School of Medicine, Tulane University, New Orleans, Louisiana, USA.
World Neurosurg. 2021 Mar;147:e98-e104. doi: 10.1016/j.wneu.2020.11.139. Epub 2020 Dec 1.
Older patients have a higher risk for poor neurological outcomes following aneurysmal subarachnoid hemorrhage (aSAH). This study compared functional independence in older versus younger patients with aSAH and compared endovascular coiling with microsurgical clipping in the older cohort.

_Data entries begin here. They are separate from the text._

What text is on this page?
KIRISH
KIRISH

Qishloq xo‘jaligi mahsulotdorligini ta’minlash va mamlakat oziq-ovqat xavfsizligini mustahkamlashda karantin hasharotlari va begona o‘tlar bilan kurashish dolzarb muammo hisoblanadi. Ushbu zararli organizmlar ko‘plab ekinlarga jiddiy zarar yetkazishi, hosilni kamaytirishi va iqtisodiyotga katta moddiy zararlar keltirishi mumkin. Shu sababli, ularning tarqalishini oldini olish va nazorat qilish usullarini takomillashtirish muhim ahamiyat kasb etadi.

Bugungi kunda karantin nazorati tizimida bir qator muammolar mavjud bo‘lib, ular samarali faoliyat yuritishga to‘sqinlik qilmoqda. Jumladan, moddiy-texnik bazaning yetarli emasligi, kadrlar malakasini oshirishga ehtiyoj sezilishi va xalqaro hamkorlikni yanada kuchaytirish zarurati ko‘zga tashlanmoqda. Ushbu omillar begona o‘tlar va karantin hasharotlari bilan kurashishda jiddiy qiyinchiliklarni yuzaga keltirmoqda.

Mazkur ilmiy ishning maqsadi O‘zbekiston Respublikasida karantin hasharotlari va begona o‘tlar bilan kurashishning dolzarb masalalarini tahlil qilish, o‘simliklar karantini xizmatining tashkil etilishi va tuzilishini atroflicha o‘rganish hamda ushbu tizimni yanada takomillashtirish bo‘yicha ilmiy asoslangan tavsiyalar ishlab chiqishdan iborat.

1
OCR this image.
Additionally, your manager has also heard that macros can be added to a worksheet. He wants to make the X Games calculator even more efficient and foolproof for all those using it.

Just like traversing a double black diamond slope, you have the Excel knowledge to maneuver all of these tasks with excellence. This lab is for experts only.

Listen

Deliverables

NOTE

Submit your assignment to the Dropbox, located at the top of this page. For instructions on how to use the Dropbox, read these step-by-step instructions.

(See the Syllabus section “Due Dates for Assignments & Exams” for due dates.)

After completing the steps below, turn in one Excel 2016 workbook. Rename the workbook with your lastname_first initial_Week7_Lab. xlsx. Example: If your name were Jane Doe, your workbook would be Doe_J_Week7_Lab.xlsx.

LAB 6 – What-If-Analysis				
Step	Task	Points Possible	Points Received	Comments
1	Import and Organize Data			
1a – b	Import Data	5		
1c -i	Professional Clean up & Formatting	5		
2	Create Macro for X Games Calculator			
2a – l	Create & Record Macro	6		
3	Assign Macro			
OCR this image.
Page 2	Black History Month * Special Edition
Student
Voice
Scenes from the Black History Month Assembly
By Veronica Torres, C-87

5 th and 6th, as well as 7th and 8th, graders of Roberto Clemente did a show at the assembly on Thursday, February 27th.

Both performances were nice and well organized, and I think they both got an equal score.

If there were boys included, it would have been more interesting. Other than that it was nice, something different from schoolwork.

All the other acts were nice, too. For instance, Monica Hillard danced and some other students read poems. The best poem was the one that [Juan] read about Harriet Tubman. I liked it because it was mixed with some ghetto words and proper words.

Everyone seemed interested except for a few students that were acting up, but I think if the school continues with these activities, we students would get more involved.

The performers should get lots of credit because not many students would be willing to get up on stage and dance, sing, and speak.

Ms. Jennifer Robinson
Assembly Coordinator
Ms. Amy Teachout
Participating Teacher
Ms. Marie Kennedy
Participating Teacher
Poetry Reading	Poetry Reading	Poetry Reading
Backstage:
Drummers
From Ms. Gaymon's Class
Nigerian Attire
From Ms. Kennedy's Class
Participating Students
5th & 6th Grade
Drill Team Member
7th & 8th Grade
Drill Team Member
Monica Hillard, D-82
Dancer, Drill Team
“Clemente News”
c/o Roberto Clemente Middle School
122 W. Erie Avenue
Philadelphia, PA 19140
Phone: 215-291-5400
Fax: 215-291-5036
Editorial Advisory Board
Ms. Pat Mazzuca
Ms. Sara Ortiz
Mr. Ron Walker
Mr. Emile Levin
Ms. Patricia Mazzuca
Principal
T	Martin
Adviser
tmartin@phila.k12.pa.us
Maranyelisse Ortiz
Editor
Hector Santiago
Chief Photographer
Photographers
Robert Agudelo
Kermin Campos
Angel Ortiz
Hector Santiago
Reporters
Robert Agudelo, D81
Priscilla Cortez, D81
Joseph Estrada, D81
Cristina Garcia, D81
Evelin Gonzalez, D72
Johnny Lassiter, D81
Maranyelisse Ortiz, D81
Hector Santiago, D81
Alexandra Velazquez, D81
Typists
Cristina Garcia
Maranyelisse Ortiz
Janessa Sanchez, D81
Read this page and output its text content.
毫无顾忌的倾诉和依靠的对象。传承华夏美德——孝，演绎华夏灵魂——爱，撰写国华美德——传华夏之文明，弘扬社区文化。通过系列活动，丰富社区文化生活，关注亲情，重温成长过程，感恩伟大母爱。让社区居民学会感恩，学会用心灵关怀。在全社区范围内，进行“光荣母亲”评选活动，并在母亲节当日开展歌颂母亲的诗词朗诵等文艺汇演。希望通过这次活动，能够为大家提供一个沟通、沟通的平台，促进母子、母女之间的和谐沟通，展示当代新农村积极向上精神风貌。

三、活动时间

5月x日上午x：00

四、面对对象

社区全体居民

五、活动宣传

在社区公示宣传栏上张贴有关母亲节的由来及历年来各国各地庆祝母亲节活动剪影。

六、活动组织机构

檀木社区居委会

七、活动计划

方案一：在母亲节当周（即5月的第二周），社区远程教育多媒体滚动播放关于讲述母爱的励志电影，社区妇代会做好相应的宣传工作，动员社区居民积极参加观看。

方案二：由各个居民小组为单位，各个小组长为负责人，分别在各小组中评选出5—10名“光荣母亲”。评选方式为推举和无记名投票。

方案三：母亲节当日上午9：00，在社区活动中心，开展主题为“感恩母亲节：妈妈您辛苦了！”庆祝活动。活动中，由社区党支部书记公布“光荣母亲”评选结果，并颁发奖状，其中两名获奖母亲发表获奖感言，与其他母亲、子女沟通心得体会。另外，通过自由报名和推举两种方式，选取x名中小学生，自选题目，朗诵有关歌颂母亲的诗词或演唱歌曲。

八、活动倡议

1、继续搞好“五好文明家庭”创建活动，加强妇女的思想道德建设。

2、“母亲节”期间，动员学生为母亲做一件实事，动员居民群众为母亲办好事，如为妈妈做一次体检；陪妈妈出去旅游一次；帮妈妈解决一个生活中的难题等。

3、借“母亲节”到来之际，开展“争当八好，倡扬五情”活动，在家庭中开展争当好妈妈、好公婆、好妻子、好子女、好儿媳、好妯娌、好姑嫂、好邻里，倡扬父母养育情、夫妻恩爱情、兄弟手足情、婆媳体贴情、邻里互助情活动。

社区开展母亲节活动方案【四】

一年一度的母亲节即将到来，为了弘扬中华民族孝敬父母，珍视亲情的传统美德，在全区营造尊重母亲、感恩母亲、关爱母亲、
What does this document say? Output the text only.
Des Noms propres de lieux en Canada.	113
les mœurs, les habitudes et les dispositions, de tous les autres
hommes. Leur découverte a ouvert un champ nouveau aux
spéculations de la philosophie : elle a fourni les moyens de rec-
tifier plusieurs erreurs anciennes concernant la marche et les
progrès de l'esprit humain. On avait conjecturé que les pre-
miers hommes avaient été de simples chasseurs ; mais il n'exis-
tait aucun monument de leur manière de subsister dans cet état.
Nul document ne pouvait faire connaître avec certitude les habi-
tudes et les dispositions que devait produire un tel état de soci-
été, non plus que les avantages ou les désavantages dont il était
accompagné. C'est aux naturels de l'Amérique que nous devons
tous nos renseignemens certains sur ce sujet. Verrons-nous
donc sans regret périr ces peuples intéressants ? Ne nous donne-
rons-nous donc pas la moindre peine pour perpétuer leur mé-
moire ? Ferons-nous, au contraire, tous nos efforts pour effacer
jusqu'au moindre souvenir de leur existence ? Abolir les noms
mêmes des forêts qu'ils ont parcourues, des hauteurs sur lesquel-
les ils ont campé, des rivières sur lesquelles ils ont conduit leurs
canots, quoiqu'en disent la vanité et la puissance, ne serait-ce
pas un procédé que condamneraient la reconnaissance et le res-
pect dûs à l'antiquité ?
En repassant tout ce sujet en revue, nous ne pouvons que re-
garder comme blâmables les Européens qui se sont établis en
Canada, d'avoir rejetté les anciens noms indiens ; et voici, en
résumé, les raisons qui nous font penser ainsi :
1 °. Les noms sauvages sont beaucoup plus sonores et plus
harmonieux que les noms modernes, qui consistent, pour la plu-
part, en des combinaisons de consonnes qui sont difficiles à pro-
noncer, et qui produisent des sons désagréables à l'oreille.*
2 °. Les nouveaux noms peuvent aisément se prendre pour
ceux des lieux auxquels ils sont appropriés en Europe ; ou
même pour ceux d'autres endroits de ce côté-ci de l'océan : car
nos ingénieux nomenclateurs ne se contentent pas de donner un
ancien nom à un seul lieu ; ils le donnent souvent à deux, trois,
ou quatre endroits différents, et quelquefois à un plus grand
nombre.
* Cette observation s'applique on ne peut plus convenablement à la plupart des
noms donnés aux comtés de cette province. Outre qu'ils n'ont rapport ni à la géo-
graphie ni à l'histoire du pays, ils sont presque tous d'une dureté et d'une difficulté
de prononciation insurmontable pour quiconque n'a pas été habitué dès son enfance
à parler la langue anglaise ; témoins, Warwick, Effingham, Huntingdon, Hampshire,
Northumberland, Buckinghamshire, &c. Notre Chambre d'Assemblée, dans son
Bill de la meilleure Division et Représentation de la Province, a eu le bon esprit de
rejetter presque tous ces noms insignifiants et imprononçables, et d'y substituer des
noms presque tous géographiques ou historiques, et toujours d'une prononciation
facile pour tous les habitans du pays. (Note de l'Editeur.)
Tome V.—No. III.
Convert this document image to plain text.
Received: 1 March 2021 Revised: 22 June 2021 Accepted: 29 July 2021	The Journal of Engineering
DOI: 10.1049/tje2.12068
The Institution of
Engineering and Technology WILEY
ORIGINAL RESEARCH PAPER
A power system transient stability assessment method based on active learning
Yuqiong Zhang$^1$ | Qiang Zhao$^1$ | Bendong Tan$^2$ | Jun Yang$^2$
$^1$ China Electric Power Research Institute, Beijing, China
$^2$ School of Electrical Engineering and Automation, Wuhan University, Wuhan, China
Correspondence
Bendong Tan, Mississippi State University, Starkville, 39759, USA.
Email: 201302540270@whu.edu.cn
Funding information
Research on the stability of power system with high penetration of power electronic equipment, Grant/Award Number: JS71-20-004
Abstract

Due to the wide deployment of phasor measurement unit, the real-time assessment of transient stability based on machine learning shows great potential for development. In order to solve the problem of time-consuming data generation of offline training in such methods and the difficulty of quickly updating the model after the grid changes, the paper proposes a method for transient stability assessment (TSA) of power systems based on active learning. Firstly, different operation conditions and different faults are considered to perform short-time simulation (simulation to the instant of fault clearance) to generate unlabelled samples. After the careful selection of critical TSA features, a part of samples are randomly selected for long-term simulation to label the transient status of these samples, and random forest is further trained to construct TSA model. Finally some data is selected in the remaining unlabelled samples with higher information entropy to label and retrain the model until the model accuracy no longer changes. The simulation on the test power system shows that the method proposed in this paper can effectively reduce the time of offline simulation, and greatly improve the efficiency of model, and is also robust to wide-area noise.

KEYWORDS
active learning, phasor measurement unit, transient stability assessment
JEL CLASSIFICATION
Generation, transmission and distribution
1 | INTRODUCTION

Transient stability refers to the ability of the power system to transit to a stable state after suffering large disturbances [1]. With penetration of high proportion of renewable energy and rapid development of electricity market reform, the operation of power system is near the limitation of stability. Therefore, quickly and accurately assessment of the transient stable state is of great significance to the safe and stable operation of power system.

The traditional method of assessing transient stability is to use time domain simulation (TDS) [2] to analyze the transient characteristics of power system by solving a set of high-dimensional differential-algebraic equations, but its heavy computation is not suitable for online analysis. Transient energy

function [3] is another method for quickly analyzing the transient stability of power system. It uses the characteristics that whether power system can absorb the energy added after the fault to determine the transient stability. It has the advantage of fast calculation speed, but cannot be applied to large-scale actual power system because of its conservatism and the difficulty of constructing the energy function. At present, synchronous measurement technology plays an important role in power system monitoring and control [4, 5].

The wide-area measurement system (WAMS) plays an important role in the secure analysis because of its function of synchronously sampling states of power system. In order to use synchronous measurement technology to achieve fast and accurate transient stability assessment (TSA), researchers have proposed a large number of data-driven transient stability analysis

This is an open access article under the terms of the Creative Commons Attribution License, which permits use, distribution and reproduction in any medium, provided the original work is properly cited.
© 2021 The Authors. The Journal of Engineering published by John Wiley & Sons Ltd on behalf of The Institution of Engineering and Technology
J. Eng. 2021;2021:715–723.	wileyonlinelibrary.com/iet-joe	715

Patients enrolled in the Barrow Ruptured Aneurysm Trial (BRAT) with confirmed aSAH were analyzed. Patients were grouped by age: older (≥65 years old) or younger (<65 years old). The primary outcome analyzed was functional independence at long-term follow-up, defined as Barthel index >80 at 6-year follow-up. A second analysis was performed comparing functional independence in older patients treated with endovascular coiling versus microsurgical clipping.
Of 405 patients with aSAH enrolled in BRAT, 77 (19%) were ≥65 years old, and 328 (81%) were <65 years old. A lower percentage of older versus younger patients was functionally independent (Barthel index >80) at 6-year follow-up (42.0% [29/69] vs. 82.2% [217/264]; P < 0.001). A higher percentage of younger patients (69.7% [184/264]) had good neurological outcomes (modified Rankin Scale score <3) at 6-year follow-up compared with older patients (31.9% [22/69]; P < 0.001). A greater percentage of older patients treated with microsurgical clipping (51.0% [18/47]) versus endovascular coiling (22.7% [5/22]) had functional independence at 6-year follow-up (P < 0.04).
Patients ≥65 years old with aSAH are at increased risk for poor neurological outcomes compared with younger patients. Greater independence was observed in older patients after microsurgical clipping than after endovascular coiling at long-term follow-up.
老年患者在蛛网膜下腔出血(aSAH)后发生神经功能不良结局的风险较高。本研究比较了老年与年轻 aSAH 患者的功能独立性,并比较了老年患者中血管内介入治疗与显微手术夹闭的效果。
分析了参与巴罗破裂性动脉瘤试验(BRAT)且确诊为 aSAH 的患者。患者按年龄分组:老年(≥65 岁)或年轻(<65 岁)。主要分析的结果是长期随访时的功能独立性,定义为 6 年随访时巴氏指数>80。还进行了第二项分析,比较了血管内介入治疗与显微手术夹闭治疗的老年患者的功能独立性。
BRAT 共纳入 405 例 aSAH 患者,77 例(19%)≥65 岁,328 例(81%)<65 岁。在 6 年随访时,老年患者的功能独立性(巴氏指数>80)比例低于年轻患者(42.0%[29/69] vs. 82.2%[217/264];P<0.001)。在 6 年随访时,年轻患者的良好神经功能结局(改良 Rankin 量表评分<3)比例(69.7%[184/264])高于老年患者(31.9%[22/69];P<0.001)。接受显微手术夹闭的老年患者(51.0%[18/47])比接受血管内介入治疗的老年患者(22.7%[5/22])在 6 年随访时功能独立性更高(P<0.04)。
与年轻患者相比,年龄≥65 岁的 aSAH 患者神经功能不良结局风险更高。在长期随访中,接受显微手术夹闭的老年患者比接受血管内介入治疗的患者具有更高的独立性。